Nous avons entendu des gens de partout dans le monde sur comment ils ne pouvaient pas dire ce qu'ils sentaient, comment ils ne pouvaient pas participer à la prise de décisions parce que personne ne pensait qu'ils avaient quelque chose à dire pour contribuer.

Si tu ne peux même pas dire ce que tu penses et ressens, cela te casse, cela te blesse. Et des personnes cassées qui vivent ensemble, deviennent une communauté cassée, une société cassée.

Tarbes (France)

Véréna :

Quand on vit dans la rue, le plus dur, c’est le regard des autres. Un soir où il pleuvait tellement (…) j’ai vu arriver des caravanes de gens du voyage et gentiment, ils m’ont hébergée.

Je gardais leurs enfants quand eux allaient travailler. Il n’y avait qu’un seul livre dans la caravane et avec moi, ils ont appris à lire…

J’ai participé à une formation avec des personnes qui ont vécu comme moi la misère et des travailleurs sociaux. Cela n’a pas toujours été facile de faire comprendre notre langage.

Ca m’a permis de relever encore plus la tête… et de me battre aux côtés des gens qui vivent dans la misère.

Une bibliothèque de rue s’est rouverte sur Tarbes avec les enfants des gens du voyage et je me suis proposée.

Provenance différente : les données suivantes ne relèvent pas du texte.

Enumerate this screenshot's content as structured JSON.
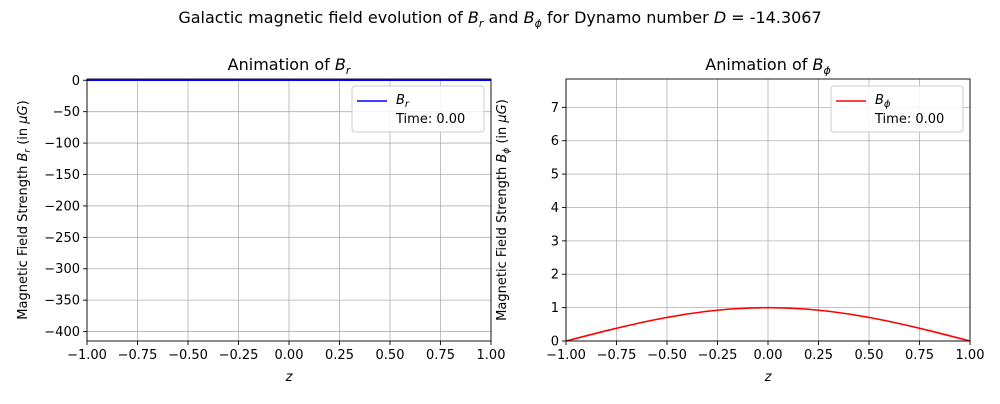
{
  "figure": {
    "suptitle_prefix": "Galactic magnetic field evolution of ",
    "suptitle_br": "B",
    "suptitle_br_sub": "r",
    "suptitle_and": " and ",
    "suptitle_bphi": "B",
    "suptitle_bphi_sub": "ϕ",
    "suptitle_mid": " for Dynamo number ",
    "suptitle_d": "D",
    "suptitle_value": " = -14.3067"
  },
  "chart_data": [
    {
      "type": "line",
      "title_prefix": "Animation of ",
      "title_sym": "B",
      "title_sub": "r",
      "xlabel": "z",
      "ylabel_prefix": "Magnetic Field Strength ",
      "ylabel_sym": "B",
      "ylabel_sub": "r",
      "ylabel_suffix_a": " (in ",
      "ylabel_mu": "μG",
      "ylabel_suffix_b": ")",
      "xlim": [
        -1.0,
        1.0
      ],
      "ylim": [
        -415,
        2
      ],
      "xticks": [
        -1.0,
        -0.75,
        -0.5,
        -0.25,
        0.0,
        0.25,
        0.5,
        0.75,
        1.0
      ],
      "xtick_labels": [
        "−1.00",
        "−0.75",
        "−0.50",
        "−0.25",
        "0.00",
        "0.25",
        "0.50",
        "0.75",
        "1.00"
      ],
      "yticks": [
        0,
        -50,
        -100,
        -150,
        -200,
        -250,
        -300,
        -350,
        -400
      ],
      "ytick_labels": [
        "0",
        "−50",
        "−100",
        "−150",
        "−200",
        "−250",
        "−300",
        "−350",
        "−400"
      ],
      "grid": true,
      "legend_position": "upper right",
      "series": [
        {
          "name_sym": "B",
          "name_sub": "r",
          "color": "#0000ff",
          "x": [
            -1.0,
            -0.75,
            -0.5,
            -0.25,
            0.0,
            0.25,
            0.5,
            0.75,
            1.0
          ],
          "y": [
            0,
            0,
            0,
            0,
            0,
            0,
            0,
            0,
            0
          ]
        }
      ],
      "legend_time": "Time: 0.00"
    },
    {
      "type": "line",
      "title_prefix": "Animation of ",
      "title_sym": "B",
      "title_sub": "ϕ",
      "xlabel": "z",
      "ylabel_prefix": "Magnetic Field Strength ",
      "ylabel_sym": "B",
      "ylabel_sub": "ϕ",
      "ylabel_suffix_a": " (in ",
      "ylabel_mu": "μG",
      "ylabel_suffix_b": ")",
      "xlim": [
        -1.0,
        1.0
      ],
      "ylim": [
        0,
        7.85
      ],
      "xticks": [
        -1.0,
        -0.75,
        -0.5,
        -0.25,
        0.0,
        0.25,
        0.5,
        0.75,
        1.0
      ],
      "xtick_labels": [
        "−1.00",
        "−0.75",
        "−0.50",
        "−0.25",
        "0.00",
        "0.25",
        "0.50",
        "0.75",
        "1.00"
      ],
      "yticks": [
        0,
        1,
        2,
        3,
        4,
        5,
        6,
        7
      ],
      "ytick_labels": [
        "0",
        "1",
        "2",
        "3",
        "4",
        "5",
        "6",
        "7"
      ],
      "grid": true,
      "legend_position": "upper right",
      "series": [
        {
          "name_sym": "B",
          "name_sub": "ϕ",
          "color": "#ff0000",
          "x": [
            -1.0,
            -0.9,
            -0.8,
            -0.7,
            -0.6,
            -0.5,
            -0.4,
            -0.3,
            -0.2,
            -0.1,
            0.0,
            0.1,
            0.2,
            0.3,
            0.4,
            0.5,
            0.6,
            0.7,
            0.8,
            0.9,
            1.0
          ],
          "y": [
            0.0,
            0.156,
            0.309,
            0.454,
            0.588,
            0.707,
            0.809,
            0.891,
            0.951,
            0.988,
            1.0,
            0.988,
            0.951,
            0.891,
            0.809,
            0.707,
            0.588,
            0.454,
            0.309,
            0.156,
            0.0
          ]
        }
      ],
      "legend_time": "Time: 0.00"
    }
  ]
}
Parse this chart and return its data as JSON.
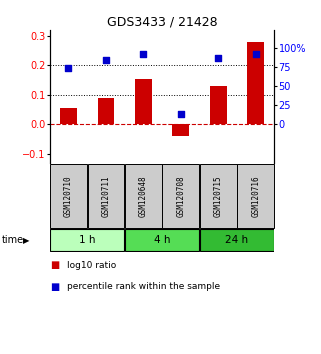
{
  "title": "GDS3433 / 21428",
  "samples": [
    "GSM120710",
    "GSM120711",
    "GSM120648",
    "GSM120708",
    "GSM120715",
    "GSM120716"
  ],
  "log10_ratio": [
    0.055,
    0.09,
    0.155,
    -0.04,
    0.13,
    0.28
  ],
  "percentile_rank": [
    0.74,
    0.845,
    0.92,
    0.13,
    0.87,
    0.92
  ],
  "bar_color": "#cc0000",
  "dot_color": "#0000cc",
  "left_yticks": [
    -0.1,
    0.0,
    0.1,
    0.2,
    0.3
  ],
  "left_ylim": [
    -0.13,
    0.32
  ],
  "hline_zero_color": "#cc0000",
  "hline_dotted_vals": [
    0.1,
    0.2
  ],
  "groups": [
    {
      "label": "1 h",
      "samples": [
        0,
        1
      ],
      "color": "#bbffbb"
    },
    {
      "label": "4 h",
      "samples": [
        2,
        3
      ],
      "color": "#55dd55"
    },
    {
      "label": "24 h",
      "samples": [
        4,
        5
      ],
      "color": "#33bb33"
    }
  ],
  "time_label": "time",
  "legend_ratio_label": "log10 ratio",
  "legend_pct_label": "percentile rank within the sample",
  "sample_box_color": "#cccccc",
  "background_color": "#ffffff"
}
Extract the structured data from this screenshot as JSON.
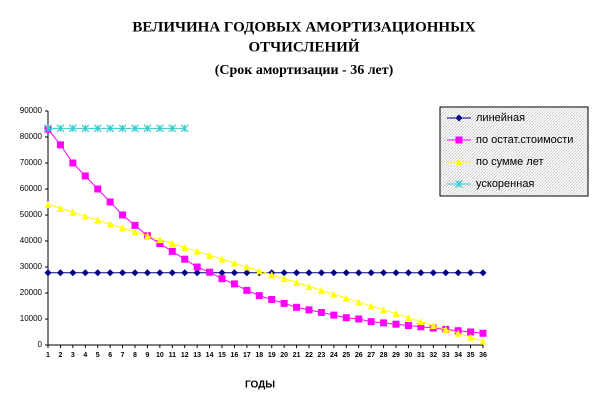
{
  "chart_data": {
    "type": "line",
    "title": [
      "ВЕЛИЧИНА ГОДОВЫХ АМОРТИЗАЦИОННЫХ",
      "ОТЧИСЛЕНИЙ"
    ],
    "subtitle": "(Срок амортизации - 36 лет)",
    "x_label": "ГОДЫ",
    "x": [
      1,
      2,
      3,
      4,
      5,
      6,
      7,
      8,
      9,
      10,
      11,
      12,
      13,
      14,
      15,
      16,
      17,
      18,
      19,
      20,
      21,
      22,
      23,
      24,
      25,
      26,
      27,
      28,
      29,
      30,
      31,
      32,
      33,
      34,
      35,
      36
    ],
    "xlim": [
      1,
      36
    ],
    "ylim": [
      0,
      90000
    ],
    "yticks": [
      0,
      10000,
      20000,
      30000,
      40000,
      50000,
      60000,
      70000,
      80000,
      90000
    ],
    "grid": false,
    "legend": "upper right",
    "series": [
      {
        "name": "линейная",
        "color": "#000080",
        "marker": "diamond",
        "values": [
          27778,
          27778,
          27778,
          27778,
          27778,
          27778,
          27778,
          27778,
          27778,
          27778,
          27778,
          27778,
          27778,
          27778,
          27778,
          27778,
          27778,
          27778,
          27778,
          27778,
          27778,
          27778,
          27778,
          27778,
          27778,
          27778,
          27778,
          27778,
          27778,
          27778,
          27778,
          27778,
          27778,
          27778,
          27778,
          27778
        ]
      },
      {
        "name": "по остат.стоимости",
        "color": "#ff00ff",
        "marker": "square",
        "values": [
          83000,
          77000,
          70000,
          65000,
          60000,
          55000,
          50000,
          46000,
          42000,
          39000,
          36000,
          33000,
          30000,
          28000,
          25500,
          23500,
          21000,
          19000,
          17500,
          16000,
          14500,
          13500,
          12500,
          11500,
          10500,
          10000,
          9000,
          8500,
          8000,
          7500,
          7000,
          6500,
          6000,
          5500,
          5000,
          4500
        ]
      },
      {
        "name": "по сумме лет",
        "color": "#ffff00",
        "marker": "triangle",
        "values": [
          54054,
          52553,
          51051,
          49550,
          48048,
          46547,
          45045,
          43544,
          42042,
          40541,
          39039,
          37538,
          36036,
          34535,
          33033,
          31532,
          30030,
          28529,
          27027,
          25526,
          24024,
          22523,
          21021,
          19520,
          18018,
          16517,
          15015,
          13514,
          12012,
          10511,
          9009,
          7508,
          6006,
          4505,
          3003,
          1502
        ]
      },
      {
        "name": "ускоренная",
        "color": "#33cccc",
        "marker": "cross",
        "values": [
          83333,
          83333,
          83333,
          83333,
          83333,
          83333,
          83333,
          83333,
          83333,
          83333,
          83333,
          83333,
          null,
          null,
          null,
          null,
          null,
          null,
          null,
          null,
          null,
          null,
          null,
          null,
          null,
          null,
          null,
          null,
          null,
          null,
          null,
          null,
          null,
          null,
          null,
          null
        ]
      }
    ]
  }
}
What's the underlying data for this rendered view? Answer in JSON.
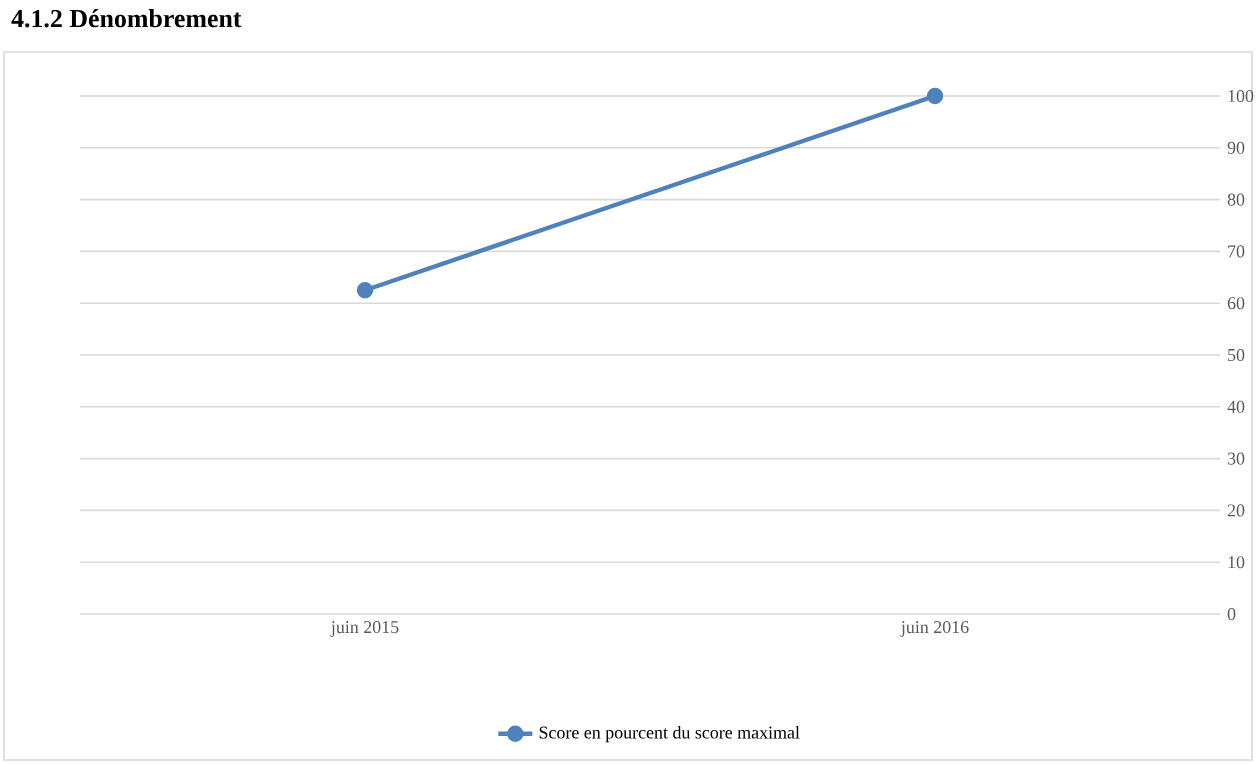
{
  "chart_data": {
    "type": "line",
    "title": "4.1.2    Dénombrement",
    "categories": [
      "juin 2015",
      "juin 2016"
    ],
    "series": [
      {
        "name": "Score en pourcent du score maximal",
        "color": "#4f81bd",
        "values": [
          62.5,
          100
        ]
      }
    ],
    "ylim": [
      0,
      100
    ],
    "yticks": [
      0,
      10,
      20,
      30,
      40,
      50,
      60,
      70,
      80,
      90,
      100
    ],
    "grid": "y",
    "legend": "bottom",
    "marker": "circle",
    "line_style": "solid"
  }
}
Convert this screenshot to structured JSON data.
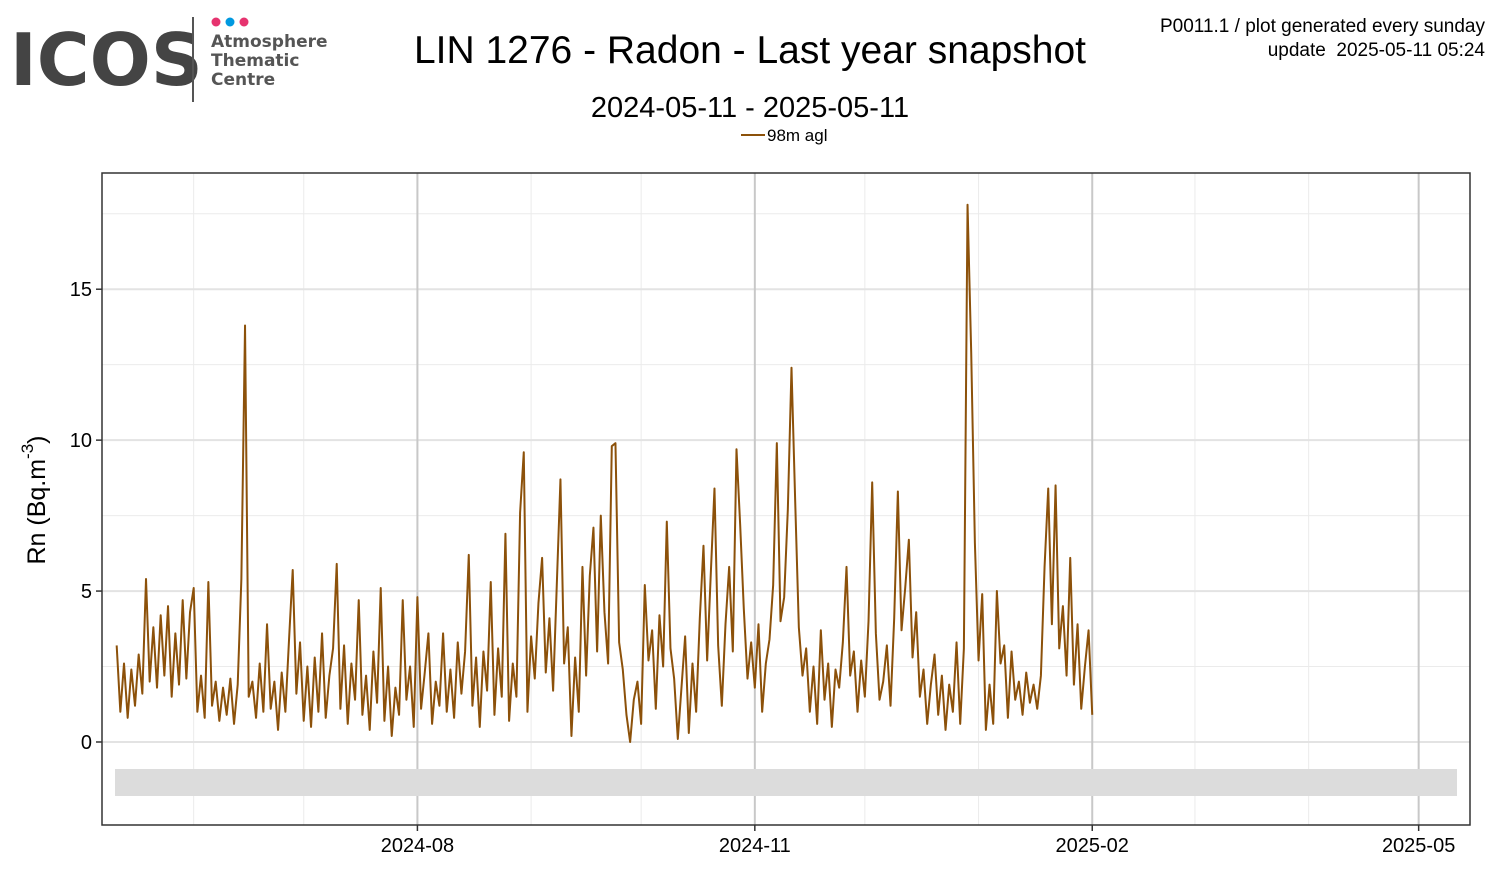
{
  "logo": {
    "name": "ICOS",
    "lines": [
      "Atmosphere",
      "Thematic",
      "Centre"
    ]
  },
  "header": {
    "code_note": "P0011.1 / plot generated every sunday",
    "update_note": "update  2025-05-11 05:24"
  },
  "chart_data": {
    "type": "line",
    "title": "LIN 1276 - Radon - Last year snapshot",
    "subtitle": "2024-05-11 - 2025-05-11",
    "ylabel": [
      "Rn (Bq.m",
      "-3",
      ")"
    ],
    "xlim": [
      "2024-05-07",
      "2025-05-15"
    ],
    "xticks": [
      "2024-08",
      "2024-11",
      "2025-02",
      "2025-05"
    ],
    "x_minor_ticks": [
      "2024-06",
      "2024-07",
      "2024-09",
      "2024-10",
      "2024-12",
      "2025-01",
      "2025-03",
      "2025-04"
    ],
    "ylim": [
      -2.75,
      18.85
    ],
    "yticks": [
      0,
      5,
      10,
      15
    ],
    "y_minor_ticks": [
      2.5,
      7.5,
      12.5,
      17.5
    ],
    "grid": true,
    "legend": "top",
    "x": [
      "2024-05-11",
      "2024-05-12",
      "2024-05-13",
      "2024-05-14",
      "2024-05-15",
      "2024-05-16",
      "2024-05-17",
      "2024-05-18",
      "2024-05-19",
      "2024-05-20",
      "2024-05-21",
      "2024-05-22",
      "2024-05-23",
      "2024-05-24",
      "2024-05-25",
      "2024-05-26",
      "2024-05-27",
      "2024-05-28",
      "2024-05-29",
      "2024-05-30",
      "2024-05-31",
      "2024-06-01",
      "2024-06-02",
      "2024-06-03",
      "2024-06-04",
      "2024-06-05",
      "2024-06-06",
      "2024-06-07",
      "2024-06-08",
      "2024-06-09",
      "2024-06-10",
      "2024-06-11",
      "2024-06-12",
      "2024-06-13",
      "2024-06-14",
      "2024-06-15",
      "2024-06-16",
      "2024-06-17",
      "2024-06-18",
      "2024-06-19",
      "2024-06-20",
      "2024-06-21",
      "2024-06-22",
      "2024-06-23",
      "2024-06-24",
      "2024-06-25",
      "2024-06-26",
      "2024-06-27",
      "2024-06-28",
      "2024-06-29",
      "2024-06-30",
      "2024-07-01",
      "2024-07-02",
      "2024-07-03",
      "2024-07-04",
      "2024-07-05",
      "2024-07-06",
      "2024-07-07",
      "2024-07-08",
      "2024-07-09",
      "2024-07-10",
      "2024-07-11",
      "2024-07-12",
      "2024-07-13",
      "2024-07-14",
      "2024-07-15",
      "2024-07-16",
      "2024-07-17",
      "2024-07-18",
      "2024-07-19",
      "2024-07-20",
      "2024-07-21",
      "2024-07-22",
      "2024-07-23",
      "2024-07-24",
      "2024-07-25",
      "2024-07-26",
      "2024-07-27",
      "2024-07-28",
      "2024-07-29",
      "2024-07-30",
      "2024-07-31",
      "2024-08-01",
      "2024-08-02",
      "2024-08-03",
      "2024-08-04",
      "2024-08-05",
      "2024-08-06",
      "2024-08-07",
      "2024-08-08",
      "2024-08-09",
      "2024-08-10",
      "2024-08-11",
      "2024-08-12",
      "2024-08-13",
      "2024-08-14",
      "2024-08-15",
      "2024-08-16",
      "2024-08-17",
      "2024-08-18",
      "2024-08-19",
      "2024-08-20",
      "2024-08-21",
      "2024-08-22",
      "2024-08-23",
      "2024-08-24",
      "2024-08-25",
      "2024-08-26",
      "2024-08-27",
      "2024-08-28",
      "2024-08-29",
      "2024-08-30",
      "2024-08-31",
      "2024-09-01",
      "2024-09-02",
      "2024-09-03",
      "2024-09-04",
      "2024-09-05",
      "2024-09-06",
      "2024-09-07",
      "2024-09-08",
      "2024-09-09",
      "2024-09-10",
      "2024-09-11",
      "2024-09-12",
      "2024-09-13",
      "2024-09-14",
      "2024-09-15",
      "2024-09-16",
      "2024-09-17",
      "2024-09-18",
      "2024-09-19",
      "2024-09-20",
      "2024-09-21",
      "2024-09-22",
      "2024-09-23",
      "2024-09-24",
      "2024-09-25",
      "2024-09-26",
      "2024-09-27",
      "2024-09-28",
      "2024-09-29",
      "2024-09-30",
      "2024-10-01",
      "2024-10-02",
      "2024-10-03",
      "2024-10-04",
      "2024-10-05",
      "2024-10-06",
      "2024-10-07",
      "2024-10-08",
      "2024-10-09",
      "2024-10-10",
      "2024-10-11",
      "2024-10-12",
      "2024-10-13",
      "2024-10-14",
      "2024-10-15",
      "2024-10-16",
      "2024-10-17",
      "2024-10-18",
      "2024-10-19",
      "2024-10-20",
      "2024-10-21",
      "2024-10-22",
      "2024-10-23",
      "2024-10-24",
      "2024-10-25",
      "2024-10-26",
      "2024-10-27",
      "2024-10-28",
      "2024-10-29",
      "2024-10-30",
      "2024-10-31",
      "2024-11-01",
      "2024-11-02",
      "2024-11-03",
      "2024-11-04",
      "2024-11-05",
      "2024-11-06",
      "2024-11-07",
      "2024-11-08",
      "2024-11-09",
      "2024-11-10",
      "2024-11-11",
      "2024-11-12",
      "2024-11-13",
      "2024-11-14",
      "2024-11-15",
      "2024-11-16",
      "2024-11-17",
      "2024-11-18",
      "2024-11-19",
      "2024-11-20",
      "2024-11-21",
      "2024-11-22",
      "2024-11-23",
      "2024-11-24",
      "2024-11-25",
      "2024-11-26",
      "2024-11-27",
      "2024-11-28",
      "2024-11-29",
      "2024-11-30",
      "2024-12-01",
      "2024-12-02",
      "2024-12-03",
      "2024-12-04",
      "2024-12-05",
      "2024-12-06",
      "2024-12-07",
      "2024-12-08",
      "2024-12-09",
      "2024-12-10",
      "2024-12-11",
      "2024-12-12",
      "2024-12-13",
      "2024-12-14",
      "2024-12-15",
      "2024-12-16",
      "2024-12-17",
      "2024-12-18",
      "2024-12-19",
      "2024-12-20",
      "2024-12-21",
      "2024-12-22",
      "2024-12-23",
      "2024-12-24",
      "2024-12-25",
      "2024-12-26",
      "2024-12-27",
      "2024-12-28",
      "2024-12-29",
      "2024-12-30",
      "2024-12-31",
      "2025-01-01",
      "2025-01-02",
      "2025-01-03",
      "2025-01-04",
      "2025-01-05",
      "2025-01-06",
      "2025-01-07",
      "2025-01-08",
      "2025-01-09",
      "2025-01-10",
      "2025-01-11",
      "2025-01-12",
      "2025-01-13",
      "2025-01-14",
      "2025-01-15",
      "2025-01-16",
      "2025-01-17",
      "2025-01-18",
      "2025-01-19",
      "2025-01-20",
      "2025-01-21",
      "2025-01-22",
      "2025-01-23",
      "2025-01-24",
      "2025-01-25",
      "2025-01-26",
      "2025-01-27",
      "2025-01-28",
      "2025-01-29",
      "2025-01-30",
      "2025-01-31",
      "2025-02-01"
    ],
    "series": [
      {
        "name": "98m agl",
        "color": "#8c510a",
        "values": [
          3.2,
          1.0,
          2.6,
          0.8,
          2.4,
          1.2,
          2.9,
          1.6,
          5.4,
          2.0,
          3.8,
          1.8,
          4.2,
          2.2,
          4.5,
          1.5,
          3.6,
          1.9,
          4.7,
          2.1,
          4.3,
          5.1,
          1.0,
          2.2,
          0.8,
          5.3,
          1.2,
          2.0,
          0.7,
          1.8,
          0.9,
          2.1,
          0.6,
          1.9,
          5.4,
          13.8,
          1.5,
          2.0,
          0.8,
          2.6,
          1.0,
          3.9,
          1.1,
          2.0,
          0.4,
          2.3,
          1.0,
          3.4,
          5.7,
          1.6,
          3.3,
          0.7,
          2.5,
          0.5,
          2.8,
          1.0,
          3.6,
          0.8,
          2.2,
          3.1,
          5.9,
          1.1,
          3.2,
          0.6,
          2.6,
          1.4,
          4.7,
          0.9,
          2.2,
          0.4,
          3.0,
          1.3,
          5.1,
          0.7,
          2.5,
          0.2,
          1.8,
          0.9,
          4.7,
          1.4,
          2.5,
          0.5,
          4.8,
          1.1,
          2.3,
          3.6,
          0.6,
          2.0,
          1.2,
          3.6,
          1.0,
          2.4,
          0.8,
          3.3,
          1.6,
          3.0,
          6.2,
          1.2,
          2.8,
          0.5,
          3.0,
          1.7,
          5.3,
          0.9,
          3.1,
          1.5,
          6.9,
          0.7,
          2.6,
          1.5,
          7.6,
          9.6,
          1.0,
          3.5,
          2.1,
          4.6,
          6.1,
          2.3,
          4.1,
          1.7,
          5.2,
          8.7,
          2.6,
          3.8,
          0.2,
          2.8,
          1.0,
          5.8,
          2.2,
          5.5,
          7.1,
          3.0,
          7.5,
          4.3,
          2.6,
          9.8,
          9.9,
          3.3,
          2.4,
          0.9,
          0.0,
          1.4,
          2.0,
          0.6,
          5.2,
          2.7,
          3.7,
          1.1,
          4.2,
          2.5,
          7.3,
          3.1,
          2.1,
          0.1,
          1.8,
          3.5,
          0.3,
          2.6,
          1.0,
          4.1,
          6.5,
          2.7,
          5.6,
          8.4,
          3.2,
          1.2,
          3.9,
          5.8,
          3.0,
          9.7,
          7.2,
          4.4,
          2.1,
          3.3,
          1.8,
          3.9,
          1.0,
          2.6,
          3.4,
          5.2,
          9.9,
          4.0,
          4.8,
          7.7,
          12.4,
          8.0,
          3.8,
          2.2,
          3.1,
          1.0,
          2.5,
          0.6,
          3.7,
          1.4,
          2.6,
          0.5,
          2.4,
          1.8,
          3.3,
          5.8,
          2.2,
          3.0,
          1.0,
          2.7,
          1.5,
          4.0,
          8.6,
          3.6,
          1.4,
          2.0,
          3.2,
          1.2,
          4.1,
          8.3,
          3.7,
          5.1,
          6.7,
          2.8,
          4.3,
          1.5,
          2.4,
          0.6,
          1.9,
          2.9,
          0.9,
          2.2,
          0.4,
          1.9,
          1.0,
          3.3,
          0.6,
          3.1,
          17.8,
          12.9,
          6.6,
          2.7,
          4.9,
          0.4,
          1.9,
          0.6,
          5.0,
          2.6,
          3.2,
          0.8,
          3.0,
          1.4,
          2.0,
          0.9,
          2.3,
          1.3,
          1.9,
          1.1,
          2.2,
          5.8,
          8.4,
          3.9,
          8.5,
          3.1,
          4.5,
          2.2,
          6.1,
          1.9,
          3.9,
          1.1,
          2.5,
          3.7,
          0.9
        ]
      }
    ]
  }
}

Il y a des enfants qui n’auraient jamais été à l’école. Et aujourd’hui, ils y sont.

Rwanda

Monsieur :

Avec le génocide que nous avons connu dans notre pays, il y a beaucoup de gens qui n’ont pas de maisons.

Madame :

Moi je suis venue aider dans cette activité avec mes voisins, parce que moi-même j’ai vécu dans la solitude pendant douze ans.

Bélancille :

Parce que quand tu sors de la solitude, tout devient possible. La solidarité te permet de retrouver ton intelligence, tu redeviens calme, tu vis davantage en paix avec les autres.

Judith :

La sueur que je mets dans le champ de mon voisin parle plus fort que toutes les paroles.

Haïti

Saint Jean :

Ce qui m’a le plus frappé, c’était vraiment la solidarité inter-haïtienne en général, mais aussi la solidarité entre les familles pauvres. (…) Et parfois ce sont les familles mêmes qui nous conduisent vers d’autres personnes, plus vulnérables encore.

Belgique

Michel Brogniez :

(…) Si tu as la misère, tu n’auras jamais la paix.

 (…) La paix, elle va commencer le jour que tu vas réaliser que celui qui est devant toi est la même chose que toi, un être humain à respecter. Là va commencer la paix.

1 Voir Revue Quart Monde N°226.
1 Voir Revue Quart Monde N°226.

Philippe Hamel

Philippe Hamel, volontaire d’ATD Quart Monde depuis 40 ans et cinéaste, travaille actuellement au sein du Pôle expressions publiques où il réalise des documentaires pour soutenir l’expression des populations que l’on n’entend pas et présenter certaines actions du Mouvement.